Déclaration du groupe Communiste à propos de ce qui se passe en Israël et en Palestine lors du Conseil Municipal de Dijon du 26 Juin 2006   du lundi 3 juillet 2006.


 


Nous rappelons que la ville de Dijon fait partie de l’Association Française des Communes, Départements et Régions pour la Paix et nous nous inquiétons de la situation catastrophique dans laquelle est le peuple palestinien : elle se doit d’intervenir. En effet depuis des années le processus de paix est stoppé, et la « feuille de route » soutenue par le Quartet (Organisation des Nations Unies, Union Européenne, Etats-Unis, Russie) est au point mort : les violences, les destructions de vies humaines, l’annexion des territoires palestiniens continuent (construction du Mur et projet de tramway par Israël). De plus, la décision de l’Union Européenne de stopper les aides à l’Autorité Palestinienne sanctionne le peuple palestinien, et ne peut qu’aggraver les tensions internes, appauvrir un peuple déjà durement touché par le chômage et la non-satisfaction de ses besoins vitaux, et mettre en péril les services à la population : santé, école, etc.... Ainsi, dans ce contexte, la lueur d’espoir qui s’amorce avec le plan de paix rédigé par les prisonniers Palestiniens (notamment ceux membres du Fatah -dont Marwan Bargouthi- et du Hamas) et que le Président Mahmoud Abbas veut faire approuver par référendum, doit être soutenu et encouragé par la Communauté Internationale. C’est pourquoi notre groupe souhaiterait que le Président de la République Française, le Gouvernement et l’Assemblée Nationale agissent en faveur :

—> de l’intervention de la France auprès de l’Union Européenne jusqu’à l’annulation la décision prise le 10 avril 2006 (suspension de l’aide à l’Autorité Palestinienne).

—> du respect de la clause des droits humains qui conditionne l’accord d’association conclu entre l’Union Européenne et Israël, et de suspendre l’accord le cas échéant.

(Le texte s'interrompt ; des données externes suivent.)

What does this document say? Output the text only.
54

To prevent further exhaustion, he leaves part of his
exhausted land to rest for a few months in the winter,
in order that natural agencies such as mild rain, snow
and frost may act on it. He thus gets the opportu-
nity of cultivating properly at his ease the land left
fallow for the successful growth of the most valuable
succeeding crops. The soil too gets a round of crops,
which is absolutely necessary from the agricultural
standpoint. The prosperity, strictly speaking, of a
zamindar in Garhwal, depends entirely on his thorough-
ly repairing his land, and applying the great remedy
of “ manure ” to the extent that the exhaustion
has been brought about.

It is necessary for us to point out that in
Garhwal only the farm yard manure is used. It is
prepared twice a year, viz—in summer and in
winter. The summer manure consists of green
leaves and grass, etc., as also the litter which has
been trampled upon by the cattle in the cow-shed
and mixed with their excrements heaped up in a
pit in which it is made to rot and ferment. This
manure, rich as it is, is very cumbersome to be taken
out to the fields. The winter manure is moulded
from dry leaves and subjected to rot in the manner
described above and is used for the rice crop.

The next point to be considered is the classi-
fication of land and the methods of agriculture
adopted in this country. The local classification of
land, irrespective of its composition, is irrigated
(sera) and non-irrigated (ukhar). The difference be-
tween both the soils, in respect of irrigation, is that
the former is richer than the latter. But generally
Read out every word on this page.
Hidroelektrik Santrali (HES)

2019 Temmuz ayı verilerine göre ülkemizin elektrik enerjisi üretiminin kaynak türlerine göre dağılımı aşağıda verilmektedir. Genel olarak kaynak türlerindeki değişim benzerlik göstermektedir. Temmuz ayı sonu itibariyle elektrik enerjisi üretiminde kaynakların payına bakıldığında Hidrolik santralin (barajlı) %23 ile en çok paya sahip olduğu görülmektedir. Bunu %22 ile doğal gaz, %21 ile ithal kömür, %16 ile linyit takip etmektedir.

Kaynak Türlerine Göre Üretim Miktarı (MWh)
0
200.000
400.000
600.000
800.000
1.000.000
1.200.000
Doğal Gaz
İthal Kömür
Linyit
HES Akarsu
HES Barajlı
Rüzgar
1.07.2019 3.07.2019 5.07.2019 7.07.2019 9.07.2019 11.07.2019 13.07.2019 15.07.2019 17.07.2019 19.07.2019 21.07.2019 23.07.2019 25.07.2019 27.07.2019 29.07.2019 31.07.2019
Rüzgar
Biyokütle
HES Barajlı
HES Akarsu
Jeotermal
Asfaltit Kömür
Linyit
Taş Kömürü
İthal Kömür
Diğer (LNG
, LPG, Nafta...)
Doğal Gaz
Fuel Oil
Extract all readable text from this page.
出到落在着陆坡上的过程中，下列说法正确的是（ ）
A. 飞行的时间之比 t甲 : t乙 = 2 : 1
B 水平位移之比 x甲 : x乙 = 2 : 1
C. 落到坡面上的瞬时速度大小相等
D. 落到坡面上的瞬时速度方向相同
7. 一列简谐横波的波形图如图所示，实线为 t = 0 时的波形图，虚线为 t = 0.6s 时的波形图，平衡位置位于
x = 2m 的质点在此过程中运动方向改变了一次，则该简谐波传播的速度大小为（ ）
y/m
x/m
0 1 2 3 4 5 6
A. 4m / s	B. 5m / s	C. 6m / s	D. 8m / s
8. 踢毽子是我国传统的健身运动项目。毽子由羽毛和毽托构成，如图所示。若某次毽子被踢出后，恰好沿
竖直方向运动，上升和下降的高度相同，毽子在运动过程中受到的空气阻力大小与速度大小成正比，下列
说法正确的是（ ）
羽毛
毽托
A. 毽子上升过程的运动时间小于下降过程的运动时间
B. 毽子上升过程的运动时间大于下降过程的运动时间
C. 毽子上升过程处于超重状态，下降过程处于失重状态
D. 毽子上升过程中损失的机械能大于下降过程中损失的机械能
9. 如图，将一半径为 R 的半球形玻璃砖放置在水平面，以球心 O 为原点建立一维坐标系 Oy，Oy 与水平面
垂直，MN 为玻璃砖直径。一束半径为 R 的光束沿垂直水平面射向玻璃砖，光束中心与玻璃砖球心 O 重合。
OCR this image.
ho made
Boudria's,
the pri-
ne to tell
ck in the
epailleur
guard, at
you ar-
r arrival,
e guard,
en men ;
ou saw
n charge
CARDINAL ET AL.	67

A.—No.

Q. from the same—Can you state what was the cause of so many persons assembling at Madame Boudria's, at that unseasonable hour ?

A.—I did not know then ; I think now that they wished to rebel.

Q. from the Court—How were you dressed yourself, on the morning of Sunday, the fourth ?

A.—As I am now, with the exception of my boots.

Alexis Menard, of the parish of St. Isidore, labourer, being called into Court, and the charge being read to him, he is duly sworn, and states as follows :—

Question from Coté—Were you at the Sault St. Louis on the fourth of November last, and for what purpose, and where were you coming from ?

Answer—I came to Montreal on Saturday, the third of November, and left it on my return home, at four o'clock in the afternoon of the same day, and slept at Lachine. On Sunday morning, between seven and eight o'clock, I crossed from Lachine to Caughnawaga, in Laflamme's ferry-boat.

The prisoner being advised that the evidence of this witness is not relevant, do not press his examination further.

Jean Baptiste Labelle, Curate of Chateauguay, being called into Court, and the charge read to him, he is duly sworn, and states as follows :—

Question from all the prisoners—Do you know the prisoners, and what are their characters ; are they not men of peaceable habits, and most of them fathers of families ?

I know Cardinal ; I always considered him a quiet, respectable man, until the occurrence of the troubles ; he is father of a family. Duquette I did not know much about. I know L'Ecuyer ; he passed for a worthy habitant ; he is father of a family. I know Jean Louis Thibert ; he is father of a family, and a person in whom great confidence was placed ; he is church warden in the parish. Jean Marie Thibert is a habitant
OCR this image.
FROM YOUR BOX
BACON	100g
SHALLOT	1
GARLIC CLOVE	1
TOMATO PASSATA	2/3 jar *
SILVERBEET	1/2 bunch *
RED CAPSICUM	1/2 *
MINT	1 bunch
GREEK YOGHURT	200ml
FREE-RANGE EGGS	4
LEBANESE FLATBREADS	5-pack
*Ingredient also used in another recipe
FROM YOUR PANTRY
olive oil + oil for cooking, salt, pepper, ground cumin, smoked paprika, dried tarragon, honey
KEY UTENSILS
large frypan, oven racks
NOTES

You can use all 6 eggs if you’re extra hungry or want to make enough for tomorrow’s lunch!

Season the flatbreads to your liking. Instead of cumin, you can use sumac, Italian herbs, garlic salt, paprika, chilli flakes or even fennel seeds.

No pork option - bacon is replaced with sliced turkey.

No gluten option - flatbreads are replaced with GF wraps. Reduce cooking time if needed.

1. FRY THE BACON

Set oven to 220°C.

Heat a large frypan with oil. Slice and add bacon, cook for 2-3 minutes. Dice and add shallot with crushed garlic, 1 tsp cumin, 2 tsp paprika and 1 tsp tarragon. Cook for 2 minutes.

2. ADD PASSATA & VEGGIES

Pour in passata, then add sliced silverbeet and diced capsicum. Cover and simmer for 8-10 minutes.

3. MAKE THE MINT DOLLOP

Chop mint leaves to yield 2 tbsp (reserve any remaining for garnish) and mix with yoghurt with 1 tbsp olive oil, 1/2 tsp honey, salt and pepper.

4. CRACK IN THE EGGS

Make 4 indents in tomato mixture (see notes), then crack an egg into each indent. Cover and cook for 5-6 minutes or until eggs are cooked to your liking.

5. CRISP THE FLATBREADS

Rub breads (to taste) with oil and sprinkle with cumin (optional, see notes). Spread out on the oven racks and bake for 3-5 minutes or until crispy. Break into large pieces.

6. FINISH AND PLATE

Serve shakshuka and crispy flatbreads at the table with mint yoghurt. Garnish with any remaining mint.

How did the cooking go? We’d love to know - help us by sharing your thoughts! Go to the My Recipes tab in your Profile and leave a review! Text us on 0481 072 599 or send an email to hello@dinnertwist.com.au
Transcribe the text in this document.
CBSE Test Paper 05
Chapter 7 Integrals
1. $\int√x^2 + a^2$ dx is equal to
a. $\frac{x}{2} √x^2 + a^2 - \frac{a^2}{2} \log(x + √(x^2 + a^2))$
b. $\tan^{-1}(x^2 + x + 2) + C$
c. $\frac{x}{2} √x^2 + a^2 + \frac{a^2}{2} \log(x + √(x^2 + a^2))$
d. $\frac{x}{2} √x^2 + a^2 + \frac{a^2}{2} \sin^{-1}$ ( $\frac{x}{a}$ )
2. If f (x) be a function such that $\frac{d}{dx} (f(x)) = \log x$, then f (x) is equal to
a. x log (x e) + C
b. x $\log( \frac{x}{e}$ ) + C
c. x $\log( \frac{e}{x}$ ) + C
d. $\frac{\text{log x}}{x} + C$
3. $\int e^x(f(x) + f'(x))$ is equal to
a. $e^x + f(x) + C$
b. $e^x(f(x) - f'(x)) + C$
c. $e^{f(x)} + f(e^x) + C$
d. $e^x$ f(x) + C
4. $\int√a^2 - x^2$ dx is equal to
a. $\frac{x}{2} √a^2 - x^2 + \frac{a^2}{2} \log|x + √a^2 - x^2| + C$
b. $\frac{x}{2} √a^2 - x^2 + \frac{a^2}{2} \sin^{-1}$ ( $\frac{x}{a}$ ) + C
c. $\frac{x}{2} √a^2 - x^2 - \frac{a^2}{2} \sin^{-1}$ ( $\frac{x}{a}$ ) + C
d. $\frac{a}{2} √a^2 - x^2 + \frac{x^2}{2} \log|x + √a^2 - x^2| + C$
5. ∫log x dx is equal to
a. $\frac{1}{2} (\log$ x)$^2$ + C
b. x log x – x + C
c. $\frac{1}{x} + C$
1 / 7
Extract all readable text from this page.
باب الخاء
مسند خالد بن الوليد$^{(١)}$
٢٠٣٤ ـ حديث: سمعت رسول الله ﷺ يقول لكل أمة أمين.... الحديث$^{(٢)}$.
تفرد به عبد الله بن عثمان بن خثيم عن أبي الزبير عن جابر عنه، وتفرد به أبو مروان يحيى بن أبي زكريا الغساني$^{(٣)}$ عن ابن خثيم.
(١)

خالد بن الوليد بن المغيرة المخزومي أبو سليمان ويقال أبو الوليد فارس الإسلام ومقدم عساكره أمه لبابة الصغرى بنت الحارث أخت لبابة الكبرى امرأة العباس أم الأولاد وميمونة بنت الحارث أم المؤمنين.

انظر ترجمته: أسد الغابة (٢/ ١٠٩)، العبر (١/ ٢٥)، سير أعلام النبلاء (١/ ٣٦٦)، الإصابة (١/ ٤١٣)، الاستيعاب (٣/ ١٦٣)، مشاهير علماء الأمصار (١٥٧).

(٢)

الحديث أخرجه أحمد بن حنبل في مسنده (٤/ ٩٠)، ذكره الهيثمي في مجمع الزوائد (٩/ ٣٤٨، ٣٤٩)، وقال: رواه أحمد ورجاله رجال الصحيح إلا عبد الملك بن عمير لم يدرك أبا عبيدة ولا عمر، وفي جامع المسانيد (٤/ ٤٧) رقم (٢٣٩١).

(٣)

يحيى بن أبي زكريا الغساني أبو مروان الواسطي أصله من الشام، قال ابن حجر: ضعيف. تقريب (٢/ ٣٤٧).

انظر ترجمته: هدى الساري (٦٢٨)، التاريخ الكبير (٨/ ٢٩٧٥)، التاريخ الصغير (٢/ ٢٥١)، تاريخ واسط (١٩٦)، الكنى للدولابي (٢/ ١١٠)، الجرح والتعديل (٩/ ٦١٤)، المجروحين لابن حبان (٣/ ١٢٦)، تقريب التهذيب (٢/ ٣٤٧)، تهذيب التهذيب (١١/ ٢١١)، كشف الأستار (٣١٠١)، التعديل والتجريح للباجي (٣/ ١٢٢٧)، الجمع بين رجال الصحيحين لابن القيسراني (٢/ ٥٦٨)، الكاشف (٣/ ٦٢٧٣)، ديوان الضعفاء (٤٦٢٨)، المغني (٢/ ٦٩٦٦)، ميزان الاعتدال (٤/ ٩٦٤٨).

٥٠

—> de l’intervention ferme et déterminée de la France dans le processus politique pour une paix juste et durable au Proche-Orient. La « feuille de route » acceptée par le Quartet le permet, et le plan dit « initiative des prisonniers » va dans ce sens.

—> l’intervention de la France pour le démantèlement du Mur d’annexion, condamné par l’Organisation des Nations Unies et par la Cour internationale de Justice.

—> de l’intervention auprès des entreprises françaises Alstom et Connex afin qu’elles renoncent à leur participation au projet de tramway israélien à Jérusalem.